State park in Knox County, Maine

Camden Hills State Park is a 5710 acre public recreation area overlooking Penobscot Bay in the town of Camden, Knox County, Maine. The state park features multi-use trails to Mount Battie, Mount Megunticook, and other scenic locales. The park is managed by the Maine Department of Agriculture, Conservation and Forestry.

==History==
The park was developed during the 1930s by the Civilian Conservation Corps working at the direction of the National Park Service. The Camden Hills CCC camp was in operation from June 1935 to September 1941 creating roads, trails, buildings, and recreational facilities. The land was turned over to the state in 1947. The Mount Battie Auto Road was completed in 1965. The Maine Conservation Corps added a stone staircase for ocean access in 1990.

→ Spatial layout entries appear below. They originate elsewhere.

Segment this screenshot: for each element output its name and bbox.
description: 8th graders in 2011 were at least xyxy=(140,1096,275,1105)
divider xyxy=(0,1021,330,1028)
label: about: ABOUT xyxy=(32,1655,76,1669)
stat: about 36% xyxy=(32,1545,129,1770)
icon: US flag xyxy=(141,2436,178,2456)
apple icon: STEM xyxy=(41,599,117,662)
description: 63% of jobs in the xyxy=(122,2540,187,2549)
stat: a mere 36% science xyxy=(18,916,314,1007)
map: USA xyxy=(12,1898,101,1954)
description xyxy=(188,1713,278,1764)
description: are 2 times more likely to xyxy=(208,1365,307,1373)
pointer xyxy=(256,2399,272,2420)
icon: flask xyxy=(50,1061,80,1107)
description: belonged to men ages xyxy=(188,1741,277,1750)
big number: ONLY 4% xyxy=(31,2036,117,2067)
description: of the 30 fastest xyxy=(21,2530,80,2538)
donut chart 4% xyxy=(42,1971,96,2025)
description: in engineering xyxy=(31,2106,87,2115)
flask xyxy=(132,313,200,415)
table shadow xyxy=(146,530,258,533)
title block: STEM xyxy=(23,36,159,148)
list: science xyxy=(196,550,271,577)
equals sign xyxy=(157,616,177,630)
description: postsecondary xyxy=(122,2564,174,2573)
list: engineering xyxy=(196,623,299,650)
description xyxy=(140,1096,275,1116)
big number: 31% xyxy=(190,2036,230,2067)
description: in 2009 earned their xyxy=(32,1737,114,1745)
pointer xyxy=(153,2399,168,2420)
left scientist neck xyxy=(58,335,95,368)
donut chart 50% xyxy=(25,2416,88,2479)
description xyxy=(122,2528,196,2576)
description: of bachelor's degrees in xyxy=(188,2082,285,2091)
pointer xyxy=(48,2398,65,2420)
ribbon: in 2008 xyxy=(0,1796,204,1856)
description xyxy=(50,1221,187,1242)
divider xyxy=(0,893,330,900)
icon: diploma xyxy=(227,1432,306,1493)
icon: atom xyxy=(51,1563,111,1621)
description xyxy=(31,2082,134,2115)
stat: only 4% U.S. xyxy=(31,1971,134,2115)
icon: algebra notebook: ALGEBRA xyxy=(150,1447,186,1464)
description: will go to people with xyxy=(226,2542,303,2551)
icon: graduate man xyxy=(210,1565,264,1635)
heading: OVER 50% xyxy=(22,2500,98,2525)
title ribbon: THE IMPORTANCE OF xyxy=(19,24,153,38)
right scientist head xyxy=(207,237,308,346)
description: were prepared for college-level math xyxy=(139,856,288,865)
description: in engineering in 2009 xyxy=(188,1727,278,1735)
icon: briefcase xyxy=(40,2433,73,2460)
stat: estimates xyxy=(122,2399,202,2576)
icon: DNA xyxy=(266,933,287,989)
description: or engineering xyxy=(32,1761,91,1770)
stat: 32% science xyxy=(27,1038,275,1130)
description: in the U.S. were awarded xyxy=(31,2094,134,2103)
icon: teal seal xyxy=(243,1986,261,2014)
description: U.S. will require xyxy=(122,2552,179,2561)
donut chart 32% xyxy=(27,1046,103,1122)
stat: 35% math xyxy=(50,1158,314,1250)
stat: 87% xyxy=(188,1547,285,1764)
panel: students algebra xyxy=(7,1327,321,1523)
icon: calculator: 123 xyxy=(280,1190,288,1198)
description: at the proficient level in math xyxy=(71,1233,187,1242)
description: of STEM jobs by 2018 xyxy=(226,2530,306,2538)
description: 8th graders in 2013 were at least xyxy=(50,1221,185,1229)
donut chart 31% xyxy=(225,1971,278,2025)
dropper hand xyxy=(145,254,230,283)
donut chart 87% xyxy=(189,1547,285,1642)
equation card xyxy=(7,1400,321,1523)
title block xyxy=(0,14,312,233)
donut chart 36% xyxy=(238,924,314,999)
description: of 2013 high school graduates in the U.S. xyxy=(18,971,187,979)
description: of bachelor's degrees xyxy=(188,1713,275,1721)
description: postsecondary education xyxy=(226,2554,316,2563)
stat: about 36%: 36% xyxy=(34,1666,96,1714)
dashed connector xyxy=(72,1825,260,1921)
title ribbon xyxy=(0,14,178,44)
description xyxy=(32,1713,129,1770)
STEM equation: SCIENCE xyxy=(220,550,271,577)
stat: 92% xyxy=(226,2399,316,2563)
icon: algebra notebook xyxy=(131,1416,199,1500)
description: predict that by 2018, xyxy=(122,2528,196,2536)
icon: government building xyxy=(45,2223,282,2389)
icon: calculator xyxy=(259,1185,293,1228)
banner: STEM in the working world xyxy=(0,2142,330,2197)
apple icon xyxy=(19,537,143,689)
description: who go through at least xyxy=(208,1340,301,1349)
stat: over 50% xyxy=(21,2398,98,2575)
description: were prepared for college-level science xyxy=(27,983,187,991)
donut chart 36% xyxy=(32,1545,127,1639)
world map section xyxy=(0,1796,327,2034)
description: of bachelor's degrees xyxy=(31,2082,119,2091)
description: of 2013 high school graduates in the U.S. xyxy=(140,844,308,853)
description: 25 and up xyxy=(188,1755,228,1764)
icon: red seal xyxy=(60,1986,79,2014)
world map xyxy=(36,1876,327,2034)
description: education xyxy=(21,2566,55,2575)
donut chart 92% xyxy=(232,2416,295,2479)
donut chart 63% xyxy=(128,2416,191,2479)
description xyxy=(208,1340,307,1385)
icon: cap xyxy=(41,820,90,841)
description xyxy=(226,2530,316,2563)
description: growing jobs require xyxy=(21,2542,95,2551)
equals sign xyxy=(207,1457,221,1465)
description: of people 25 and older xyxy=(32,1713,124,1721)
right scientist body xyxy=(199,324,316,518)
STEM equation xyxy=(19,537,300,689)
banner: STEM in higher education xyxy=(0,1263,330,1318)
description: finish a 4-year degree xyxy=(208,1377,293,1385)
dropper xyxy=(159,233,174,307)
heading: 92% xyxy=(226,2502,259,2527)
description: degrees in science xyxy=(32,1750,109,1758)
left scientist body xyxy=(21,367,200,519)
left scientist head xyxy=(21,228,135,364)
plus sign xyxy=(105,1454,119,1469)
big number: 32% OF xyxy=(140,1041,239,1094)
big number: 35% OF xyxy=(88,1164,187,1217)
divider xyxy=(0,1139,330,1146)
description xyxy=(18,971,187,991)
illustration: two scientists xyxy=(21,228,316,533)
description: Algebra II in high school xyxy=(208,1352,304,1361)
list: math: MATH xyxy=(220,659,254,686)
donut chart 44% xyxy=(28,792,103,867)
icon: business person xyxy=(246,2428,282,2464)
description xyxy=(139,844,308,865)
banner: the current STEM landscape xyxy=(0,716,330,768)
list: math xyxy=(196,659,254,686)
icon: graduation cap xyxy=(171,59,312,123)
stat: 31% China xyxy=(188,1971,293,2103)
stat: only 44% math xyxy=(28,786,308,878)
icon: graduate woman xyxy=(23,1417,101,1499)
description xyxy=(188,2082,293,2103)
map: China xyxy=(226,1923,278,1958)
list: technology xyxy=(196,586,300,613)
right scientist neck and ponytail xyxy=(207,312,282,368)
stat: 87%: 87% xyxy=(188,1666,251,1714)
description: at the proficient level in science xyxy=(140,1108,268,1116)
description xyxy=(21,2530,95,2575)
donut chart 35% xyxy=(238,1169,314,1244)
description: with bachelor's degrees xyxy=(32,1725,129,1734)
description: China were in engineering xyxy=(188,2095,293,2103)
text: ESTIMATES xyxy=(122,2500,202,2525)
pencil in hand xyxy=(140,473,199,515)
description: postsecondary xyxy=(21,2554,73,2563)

==Activities and amenities==
The park is crossed by numerous trails for hiking, horseback riding, mountain biking, cross-country skiing, snowmobiling, and snowshoeing. An auto road can be driven to a parking area near the top of Mount Battie at nearly 800 ft. The trail up 1385 ft Mount Megunticook leads to the tallest peak in the park. The mile-long Maiden Cliff Trail ends at a monument to 12-year-old Elenora French, whose misadventure in 1864 gave the site its name. The park also offers opportunities for hunting and camping as well as rock climbing.